Not all writers start young. But to those who do, I think there is some special advice needed. When you’re young, the world is at your feet and you’re the next prodigy genius waiting to burst upon the world.
I remember that feeling. I decided I wanted to “be a writer” when I was thirteen. That was ten years ago. My writing journey has been hard and full of a lot of spectacularly bad writing before it became filled with good writing. Along the way I have received all manner of writing advice. Some helpful, some not as helpful as it could have been. Today, I’d like to share 4 pieces of advice for writers starting young like I did.
1) Reread Good Literature Instead Of Looking For New Mediocre Books
You are far better off rereading a short list of exceptionally written books than you are reading a longer list of mediocre ones. I read quality and broadly as a teen but I regret not rereading books more when I had the time to. I wanted the bragging rights that came with having read so many classic titles and neglected the opportunity to develop a deeper familiarity with a shorter list. There is a special value in rereading that you don’t get when you only read a book once.
2) “You Have To Live Life Before You Can Write About It”
This is something my mom has always said. The desire to write without something to say is like trying to captain a boat that is landlocked. All you can do is mimic the motions. Without having something you’re trying to communicate, you can’t actually go anywhere. This is where most bad storytelling comes from. My advice is go live your life now, so later you can write about it. Love hard. Get hurt. Learn from it.
Or as John R. Erickson, author of Hank the Cowdog, says in Story Craft: Reflections Of Faith, Culture and Writing”:
“Before we write, we should live. Somewhere in this big world, there may be a twelve-year old who has stories worth telling, but most of us need to spend some time accumulating experience, and maybe wisdom too, from some sort of activity outside of ourselves: building a house, punching cows, baking bread, comforting a sick child, burying loved ones, raising a garden, laughing at dogs, gazing at the stars, keeping a marriage strong. The easy part of writing is the writing. The hard part is finding something to say that is worth a reader’s time.”

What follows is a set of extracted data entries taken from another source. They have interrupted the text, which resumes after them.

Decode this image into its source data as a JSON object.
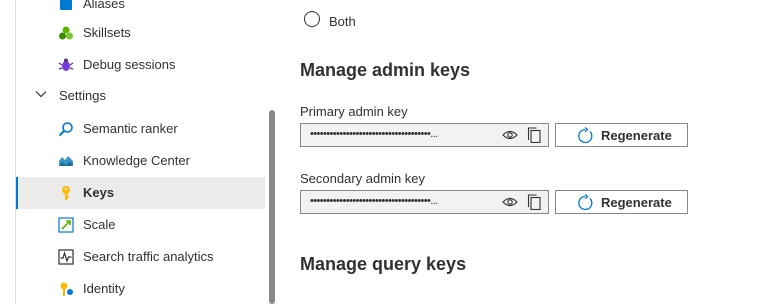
{
  "sidebar": {
    "items_top": [
      {
        "label": "Aliases",
        "icon": "aliases-icon"
      },
      {
        "label": "Skillsets",
        "icon": "skillsets-icon"
      },
      {
        "label": "Debug sessions",
        "icon": "debug-icon"
      }
    ],
    "group": {
      "label": "Settings",
      "icon": "chevron-down-icon"
    },
    "items": [
      {
        "label": "Semantic ranker",
        "icon": "semantic-ranker-icon"
      },
      {
        "label": "Knowledge Center",
        "icon": "knowledge-center-icon"
      },
      {
        "label": "Keys",
        "icon": "key-icon",
        "selected": true
      },
      {
        "label": "Scale",
        "icon": "scale-icon"
      },
      {
        "label": "Search traffic analytics",
        "icon": "analytics-icon"
      },
      {
        "label": "Identity",
        "icon": "identity-icon"
      }
    ]
  },
  "main": {
    "radio_both_label": "Both",
    "admin_title": "Manage admin keys",
    "primary_label": "Primary admin key",
    "primary_value": "•••••••••••••••••••••••••••••••••••••...",
    "secondary_label": "Secondary admin key",
    "secondary_value": "•••••••••••••••••••••••••••••••••••••...",
    "regenerate_label": "Regenerate",
    "query_title": "Manage query keys"
  },
  "colors": {
    "accent": "#0078d4",
    "selected_bg": "#edebe9",
    "field_bg": "#f3f2f1"
  }
}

“But what do I do while I’m waiting for life to give me something to write about?”
3) Learn the Grammar Rules Well So You Can Break Them Effectively Later
Study writing. Learn the rules, learn the techniques. Communication is an art so you’re going to bend the “rules.” But before you can begin splattering paint onto a canvas and make something meaningful, you have to know the basics of color theory. What happens when you mix these colors? What happens when you turn your brush on its side? In order to be in control of your communication, you must know what tools are in your toolbox.
4) “Write Hard And Clear About What Hurts”
This writing advice from Ernest Hemingway is one of my favorites. Pain and the need to communicate is ultimately what made me a writer. Once I had something that needed to be said, writing was easy and I found my voice.